Poder escolher o que mais gosta sem levar em conta os preços é um privilégio das crianças. Já para Eliane Biezotti, de 17 anos, o preço foi o fator decisivo nas compras do material escolar deste ano. Ela, que é revendedora de cosméticos, está pagando pelo material adquirido pela primeira vez. Até o ano passado minha mãe é quem pagava pelos itens escolares. Este é o primeiro ano que pago sozinha e o que eu estou olhando mesmo são os preços, menciona.
Variedade
Uma infinidade de itens, marcas, cores e modelos preenchem as prateleiras das livrarias. Para os adolescentes, de acordo com Mariane, os cadernos que mais têm saída são os da Capricho, marca que lidera esse ranking há alguns anos. Já para as meninas, os materiais da Shopkins são a sensação do momento. Os meninos são mais tranquilos, normalmente gostam de vários personagens e, às vezes, ter um carrinho estampado já é o suficiente, relata.
Outro produto em alta é a mochila em 3D, visualmente atraente e que tem ótima durabilidade, avaliada em, no mínimo, dois anos.

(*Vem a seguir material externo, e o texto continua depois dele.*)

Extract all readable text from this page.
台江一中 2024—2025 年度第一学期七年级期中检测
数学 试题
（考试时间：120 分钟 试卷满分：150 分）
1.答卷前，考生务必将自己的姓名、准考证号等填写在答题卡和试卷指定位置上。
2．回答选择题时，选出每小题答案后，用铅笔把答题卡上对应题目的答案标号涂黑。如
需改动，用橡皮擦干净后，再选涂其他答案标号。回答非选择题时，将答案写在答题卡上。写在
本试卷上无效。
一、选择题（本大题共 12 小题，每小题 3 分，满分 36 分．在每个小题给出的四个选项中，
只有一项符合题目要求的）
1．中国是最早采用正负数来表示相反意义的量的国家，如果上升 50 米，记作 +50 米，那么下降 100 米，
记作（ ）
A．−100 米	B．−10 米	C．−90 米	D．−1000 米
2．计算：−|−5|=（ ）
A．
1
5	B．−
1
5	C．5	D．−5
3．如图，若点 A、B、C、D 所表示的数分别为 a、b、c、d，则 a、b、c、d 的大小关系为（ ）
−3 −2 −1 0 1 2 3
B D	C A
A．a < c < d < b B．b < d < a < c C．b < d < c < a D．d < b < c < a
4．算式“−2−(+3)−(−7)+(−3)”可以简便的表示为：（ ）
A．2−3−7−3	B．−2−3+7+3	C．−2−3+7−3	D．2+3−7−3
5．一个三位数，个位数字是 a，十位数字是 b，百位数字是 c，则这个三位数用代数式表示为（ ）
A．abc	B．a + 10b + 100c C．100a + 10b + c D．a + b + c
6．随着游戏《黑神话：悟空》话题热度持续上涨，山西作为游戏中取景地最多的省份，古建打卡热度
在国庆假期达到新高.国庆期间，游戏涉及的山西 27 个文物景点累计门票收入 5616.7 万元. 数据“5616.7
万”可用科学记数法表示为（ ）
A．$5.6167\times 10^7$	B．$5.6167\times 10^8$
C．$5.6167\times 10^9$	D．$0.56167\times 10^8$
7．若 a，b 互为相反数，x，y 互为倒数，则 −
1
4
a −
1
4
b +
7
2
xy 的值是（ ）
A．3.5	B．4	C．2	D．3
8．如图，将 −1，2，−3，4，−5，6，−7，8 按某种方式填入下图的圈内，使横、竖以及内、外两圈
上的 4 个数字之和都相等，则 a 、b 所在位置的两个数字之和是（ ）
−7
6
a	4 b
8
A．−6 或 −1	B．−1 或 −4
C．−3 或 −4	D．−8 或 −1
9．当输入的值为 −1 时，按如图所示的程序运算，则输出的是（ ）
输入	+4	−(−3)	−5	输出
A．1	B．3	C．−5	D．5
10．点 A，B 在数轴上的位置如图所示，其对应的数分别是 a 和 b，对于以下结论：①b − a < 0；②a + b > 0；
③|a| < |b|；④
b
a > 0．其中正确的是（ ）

Kochem destaca que é importante não deixar para fazer a compra na última hora. Isso porque alguns materiais vão acabando. Procuramos sempre repor, mas, às vezes, determinado item acaba e não temos mais. As meninas principalmente, que gostam de exclusividade, podem ficar sem algo que desejavam, pontua.
Curso superior
Quem está na formação superior também precisa de materiais escolares, que podem ser encontrados nas livrarias e, caso não tenha o item necessário, o pedido pode ser feito. Temos também alguns livros específicos de cursos superiores. Buscamos nos manter atualizados, principalmente com os do curso de Direito, que mudam bastante. Por isso, por meio das parcerias que temos com editoras, vamos fazendo pedidos várias vezes ao ano, enaltece Glarice Kochem, da Livrarias Globo.
Na hora de pagar
Além dos preços, negociar a forma de pagamento é fundamental. Em ambas os estabelecimentos citados o desconto à vista é de 15%. Já para parcelamento, na Livraria Nota 10 ele pode ser feito em até seis vezes no cartão de crédito; na Livrarias Globo, além deste mesmo parcelamento, aceita-se cheques pré-datados; também há descontos para alguns convênios.